Although Klingberg’s production numbers have fallen slightly since the 2018-19 season, there are some legitimate reasons for that. Injuries and the COVID-19 pandemic have taken a toll on everyone. Klingberg is no exception to this. Couple that with the cycling of defensive personnel, and it is understandable why Klingberg hasn’t had the stability he once did with the team.
This season marks the last year on Klingberg’s team-friendly contract. Klingberg is looking to be rewarded for his loyalty and low cost to the Stars for what may have been the prime years of his career. However, business decisions seem to have come in the way of that. Dallas is in a peculiar spot regarding their salary cap.
While the Stars are gaining cap space this offseason with Joe Pavelski ($7,000,000 AAV) and Alexander Radulov ($6,250,000 AAV) coming off the books, they have to look toward the future. Dallas has a young group with high potential that it needs to take care of in the coming years. Roope Hintz, Jason Robertson, Jake Oettinger, and Denis Gurianov will all be seeking (and deserving) substantial pay raises soon. Combined with the fact that the Stars struggle more on the offensive end than defensive, it puts Klingberg in a tough spot.
Tensions have risen in recent days, culminating with Stars coach Rick Bowness voicing his frustration with Klingberg’s play.
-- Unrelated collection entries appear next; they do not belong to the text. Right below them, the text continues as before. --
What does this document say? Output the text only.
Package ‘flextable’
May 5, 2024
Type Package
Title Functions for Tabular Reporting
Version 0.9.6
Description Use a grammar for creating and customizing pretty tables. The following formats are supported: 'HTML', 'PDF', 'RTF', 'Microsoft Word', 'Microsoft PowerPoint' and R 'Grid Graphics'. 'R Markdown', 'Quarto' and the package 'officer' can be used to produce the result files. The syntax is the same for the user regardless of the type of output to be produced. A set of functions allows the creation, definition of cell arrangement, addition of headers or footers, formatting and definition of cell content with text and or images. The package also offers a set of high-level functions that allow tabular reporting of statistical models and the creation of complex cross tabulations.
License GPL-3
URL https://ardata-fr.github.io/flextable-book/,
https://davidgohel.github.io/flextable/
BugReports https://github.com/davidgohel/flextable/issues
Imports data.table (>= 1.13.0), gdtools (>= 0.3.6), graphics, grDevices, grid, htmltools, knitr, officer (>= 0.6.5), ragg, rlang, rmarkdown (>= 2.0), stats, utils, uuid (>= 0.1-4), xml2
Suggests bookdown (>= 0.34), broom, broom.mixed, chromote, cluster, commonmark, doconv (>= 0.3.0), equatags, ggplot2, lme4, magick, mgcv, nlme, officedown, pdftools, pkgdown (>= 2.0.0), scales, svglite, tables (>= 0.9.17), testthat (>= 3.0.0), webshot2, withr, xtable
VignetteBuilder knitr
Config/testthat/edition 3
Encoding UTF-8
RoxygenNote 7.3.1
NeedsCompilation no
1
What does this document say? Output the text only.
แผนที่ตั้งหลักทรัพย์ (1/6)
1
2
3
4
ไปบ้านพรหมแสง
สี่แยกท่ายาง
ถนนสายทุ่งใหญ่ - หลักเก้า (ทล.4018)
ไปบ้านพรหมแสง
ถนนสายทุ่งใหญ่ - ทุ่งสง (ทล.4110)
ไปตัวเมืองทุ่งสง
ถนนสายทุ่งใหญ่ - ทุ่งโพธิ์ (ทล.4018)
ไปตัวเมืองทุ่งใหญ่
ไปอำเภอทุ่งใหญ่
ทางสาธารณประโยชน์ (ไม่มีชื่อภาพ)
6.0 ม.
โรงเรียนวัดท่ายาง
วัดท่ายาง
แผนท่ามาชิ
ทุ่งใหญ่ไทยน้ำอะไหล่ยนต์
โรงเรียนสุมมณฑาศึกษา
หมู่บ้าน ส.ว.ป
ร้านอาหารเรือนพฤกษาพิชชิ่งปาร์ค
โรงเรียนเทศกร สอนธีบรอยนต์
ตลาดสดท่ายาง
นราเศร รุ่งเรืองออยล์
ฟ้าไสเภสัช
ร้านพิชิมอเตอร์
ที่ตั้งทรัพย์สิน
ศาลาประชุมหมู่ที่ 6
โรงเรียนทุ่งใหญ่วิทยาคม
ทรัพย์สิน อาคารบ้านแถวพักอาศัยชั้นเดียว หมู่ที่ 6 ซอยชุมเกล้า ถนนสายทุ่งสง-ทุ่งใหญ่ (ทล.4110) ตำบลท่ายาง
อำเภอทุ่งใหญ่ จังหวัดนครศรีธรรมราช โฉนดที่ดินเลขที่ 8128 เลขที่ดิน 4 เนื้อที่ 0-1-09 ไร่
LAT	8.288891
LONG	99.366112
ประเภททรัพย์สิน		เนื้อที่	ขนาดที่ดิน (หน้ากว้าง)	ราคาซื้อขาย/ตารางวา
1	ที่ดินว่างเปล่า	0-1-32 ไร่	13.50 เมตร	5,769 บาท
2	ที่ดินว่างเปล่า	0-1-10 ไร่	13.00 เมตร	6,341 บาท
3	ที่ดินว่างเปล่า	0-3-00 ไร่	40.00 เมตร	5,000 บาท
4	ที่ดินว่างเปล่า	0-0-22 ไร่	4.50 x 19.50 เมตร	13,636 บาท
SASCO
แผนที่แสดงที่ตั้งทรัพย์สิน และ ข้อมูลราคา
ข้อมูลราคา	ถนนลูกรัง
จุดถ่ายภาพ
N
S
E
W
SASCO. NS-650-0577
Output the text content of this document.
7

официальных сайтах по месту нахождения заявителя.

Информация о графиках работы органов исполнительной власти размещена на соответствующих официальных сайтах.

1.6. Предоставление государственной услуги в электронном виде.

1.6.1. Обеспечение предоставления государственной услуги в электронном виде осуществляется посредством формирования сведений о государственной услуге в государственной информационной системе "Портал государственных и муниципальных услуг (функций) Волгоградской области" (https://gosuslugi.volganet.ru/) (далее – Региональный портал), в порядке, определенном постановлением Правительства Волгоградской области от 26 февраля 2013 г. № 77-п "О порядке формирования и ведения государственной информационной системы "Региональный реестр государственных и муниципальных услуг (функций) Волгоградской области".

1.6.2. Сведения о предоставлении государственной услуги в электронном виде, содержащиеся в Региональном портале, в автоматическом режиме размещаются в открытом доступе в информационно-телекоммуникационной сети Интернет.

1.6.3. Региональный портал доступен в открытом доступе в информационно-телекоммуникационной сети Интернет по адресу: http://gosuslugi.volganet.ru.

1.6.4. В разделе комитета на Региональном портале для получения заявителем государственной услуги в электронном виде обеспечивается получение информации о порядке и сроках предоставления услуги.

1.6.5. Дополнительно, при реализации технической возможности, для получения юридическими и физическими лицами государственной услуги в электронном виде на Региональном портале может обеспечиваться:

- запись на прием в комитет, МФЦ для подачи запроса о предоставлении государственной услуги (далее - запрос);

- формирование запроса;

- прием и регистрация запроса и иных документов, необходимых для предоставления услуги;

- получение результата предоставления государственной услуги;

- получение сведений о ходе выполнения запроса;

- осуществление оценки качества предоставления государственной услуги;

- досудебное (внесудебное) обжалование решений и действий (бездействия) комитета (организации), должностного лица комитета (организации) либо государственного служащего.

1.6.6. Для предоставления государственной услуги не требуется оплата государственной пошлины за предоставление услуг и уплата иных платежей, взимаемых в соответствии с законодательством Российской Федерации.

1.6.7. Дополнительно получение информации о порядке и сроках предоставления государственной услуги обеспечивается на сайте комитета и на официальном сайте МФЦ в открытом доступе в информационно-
With the situation looking bleak, both sides must look to the future, for better or worse.
This morning, I asked Rick Bowness about John Klingberg, in light of his rough game last night in which he made some careless plays and some overly aggressive plays that hurt the Stars.
— Saad Yousuf (@SaadYousuf126) January 16, 2022
For the Dallas Stars, a blue line without Klingberg will be worse off, but they were prepared for this scenario. Knowing that Klingberg’s contract was expiring, the Stars signed defenseman Ryan Suter and Jani Hakanpaa last summer. While the thought of losing Klingberg is unsettling for Stars fans, management has prepared for a scenario just like this.
For John Klingberg, as sad as it may be to leave the only home you’ve ever known in North America, the opportunity to get traded to a contender is tempting. Matt Larkin of The Hockey News recently suggested that the Boston Bruins, a team in need of more depth on defence, maybe in the hunt for the Swede. Other outlets have suggested Klingberg may peak the interests of the Carolina Hurricanes, Florida Panthers, Toronto Maple Leafs, and Los Angeles Kings. Whatever sweater Klingberg ends up wearing, it will be one that’s worn well into April this year.
John Klingberg’s time in Dallas looks to have succumbed to a familiar proverb, all good things must come to an end. Both parties are poised for success in the future, but it will be strange seeing Klingberg wearing something other than victory green on the ice.